Rennet is used to make milk form solids. Rennet is an enzyme, and helps break down milk proteins. It is found in most mammals’ stomach linings, to help the digestive system. Most rennet used for cheese making comes from vegetables, though it can also come from sheep or other animals. Rennet is necessary for making cheese, because it separates the milk into curds and whey. This process is called coagulation (or curdling). Curdled milk usually contains less than 5% rennet, so only a small amount is necessary to make cheese.

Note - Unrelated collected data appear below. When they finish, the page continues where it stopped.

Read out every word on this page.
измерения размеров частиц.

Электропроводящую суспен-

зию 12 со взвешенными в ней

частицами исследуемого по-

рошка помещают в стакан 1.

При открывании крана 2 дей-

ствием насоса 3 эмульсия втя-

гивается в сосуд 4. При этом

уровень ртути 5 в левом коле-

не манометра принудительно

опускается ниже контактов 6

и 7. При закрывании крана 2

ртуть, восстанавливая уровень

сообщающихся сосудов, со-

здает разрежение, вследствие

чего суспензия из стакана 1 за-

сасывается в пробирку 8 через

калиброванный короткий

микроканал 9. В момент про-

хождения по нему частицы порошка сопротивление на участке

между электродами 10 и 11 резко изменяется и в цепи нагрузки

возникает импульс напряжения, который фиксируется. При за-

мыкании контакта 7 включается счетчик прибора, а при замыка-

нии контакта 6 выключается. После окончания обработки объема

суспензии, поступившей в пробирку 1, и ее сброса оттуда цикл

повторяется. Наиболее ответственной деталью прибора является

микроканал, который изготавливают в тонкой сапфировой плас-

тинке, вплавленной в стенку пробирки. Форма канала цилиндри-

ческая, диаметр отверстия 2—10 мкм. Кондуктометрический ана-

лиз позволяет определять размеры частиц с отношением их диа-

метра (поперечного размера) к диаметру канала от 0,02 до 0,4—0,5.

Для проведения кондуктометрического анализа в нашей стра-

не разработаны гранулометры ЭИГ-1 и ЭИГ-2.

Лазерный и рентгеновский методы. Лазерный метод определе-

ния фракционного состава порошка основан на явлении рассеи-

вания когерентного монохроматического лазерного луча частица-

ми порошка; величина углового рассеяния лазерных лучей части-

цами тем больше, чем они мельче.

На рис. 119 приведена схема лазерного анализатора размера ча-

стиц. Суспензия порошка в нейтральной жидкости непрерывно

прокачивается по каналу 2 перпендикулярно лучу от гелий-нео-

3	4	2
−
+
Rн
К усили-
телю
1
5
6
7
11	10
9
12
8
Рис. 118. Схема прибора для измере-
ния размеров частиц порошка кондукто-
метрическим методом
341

Milk contains water, fat, casein, albumins, and lactose. Casein is the protein in milk, which gives it nutritional value. Albumins are a group of amino acids in milk which also provide nutrients. Lactose is a kind of sugar (or glucose) contained only in milk. When you add rennet and heat, milk separates into two parts – curds (which eventually become cheese) and whey.
More than 90% of the fat and casein go into the curds, along with small amounts of water, albumins, and lactose. Whey looks like watery milk, with a faint yellow color. Curds form white chunks, that are strained through cheesecloth to remove extra moisture, then pressed together to form a block of cheese.
Some cheeses, like ricotta or cottage cheese, are just curds, with some whey left, that has not been drained. These cheeses can be made quickly, and eaten immediately. Other cheeses must age before they are good to eat. Some cheeses age for several years! You can make cheeses like cheddar or parmesan at home, and age them for a few weeks (or up to 6 months).
Whether you like hard cheese, soft cheese, cheese with a strong flavor, or a sweet taste like cottage cheese, there is science behind the way it is made! If you have a recipe, and some rennet (also found in most grocery stores), you can make cheese in your own kitchen and experiment with how different kinds of milk (e.g. goat milk) or different aging times impact texture, taste, and more.